There may have been games before today. There may have been quality matchups with incredible finishes before today. There may have been monstrous dunks and mean mugs before today. There may have even been fabulous freshman debuts before today. But today, today is really the day where it all begins. College Basketball, 2013-14 Edition began at midnight this morning, for all intents and purposes, and I couldn’t be more excited.
By the time this article is up, we will be well into the 24-hour tip-off marathon that ESPN brings to the table at the start of every college basketball season. By now, Wichita State will have dismissed Western Kentucky. It’s also probable that Dunk City will have gotten their first win of the season over Hartford. But if you’re lucky, you’ll see this early in the day. Because today’s the day where the fun begins, and you won’t want to miss any of it.
Tonight we get Duke vs. Kansas (HELLO PARKER V. WIGGINS!). We get Michigan St. vs. Kentucky (HELLO No. 1 vs. No. 2!). But we also get OU vs. OSU, and Hofstra vs. Louisville or even South Carolina State vs. Michigan. And those lesser-hyped games are must-see television just as much as those top-billed battles.
Is 24 hours overkill? Certainly. I’ve been at a participating mid-major school, relegated to the dreaded early morning time slot and let me tell you, it sucked showing up to a student section at 7:30 a.m. At the same time, that was a memory I’ll never forget. It was a chance for my small school (Kent State) to showcase what they’re made of to the nation. This marathon was there moment to show what they could do, regardless the time of day.

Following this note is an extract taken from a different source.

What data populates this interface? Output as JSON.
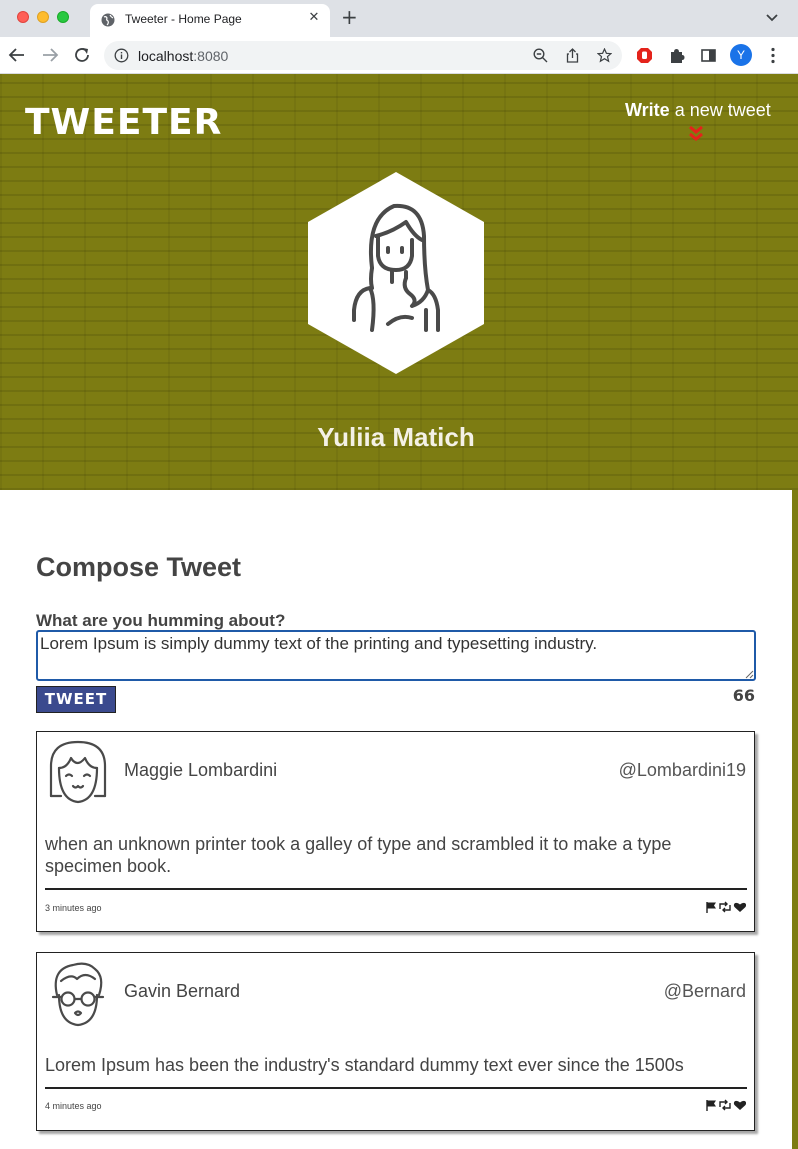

The 24-hour marathon is a chance for mid-majors like Northern Colorado to get some time on the big four-letter network and receive national exposure. For many of those kids, it’s the biggest spotlight they’ll ever see. Do you think they care that they had to wake up at 6 in the morning Pacific Time? Probably not. They’re about to be on national television, playing the game they love and there’s a chance that if they make that incredible play, the entire country will see it in real-time instead of on the web.
There’s only two times of the year where teams like Illinois State or Utah Valley or Fordham will ever get this much coverage: The marathon and March Madness. For a lot of these teams, it’s the only time they’ll get their chance to shine, because making March Madness is extremely difficult if you’re a mid-major school. It’s even tougher if you’re a small school in a conference with a reigning tough guy champion, like Illinois State who would never make it past Creighton and Doug McDermott the last few years in the Missouri Valley Conference — luckily for them, McDermott and the Blue Jays are now in the Big East. So these schools get one chance to shine, and sometimes they make the most of it.
Last year’s primetime match-up of the marathon featured a veteran Duke squad dismantling the defending national champions, the Kentucky Wildcats. It wasn’t even a fun game, as Duke’s senior laden team picked apart an inexperienced and less-talented Wildcat bunch. The game of the marathon? UC-Irvine vs. UCLA in which the 13th ranked Bruins, led by über-recruit Shabazz Muhammad, barely escaped in their first game of the season. The rest of Irvine’s year was rather mundane as they finished with 21 wins before bowing out in the second round of the CIT. Yeah, the third string tournament that only the hardcore fans will watch (Mr. Giese, I’m looking at you). But for that night? Irvine had the attention of every college hoops fan, because they were given that opportunity to face one of the best teams in the country, on a national stage.
They say that a college basketball season that lasts at least 27 games is a marathon not a sprint, as the old cliché goes. Hell, even these 24 hours of non-stop basketball are labeled a marathon. But for these small teams, the UC-Irvines of the world, they’re not trying to last an entire season. They just have one game. If they end up turning out to be a great team for throughout the course of the season, then great, they get a second shot to be seen nation-wide in March. But now? Today? They want to make the most of their 40 minutes in the spotlight; they want to shine underneath the bright lights of a national broadcast. For these small teams, this marathon’s just the complete opposite. This is an all-out sprint for one game, and they’re trying to reach that finish line first.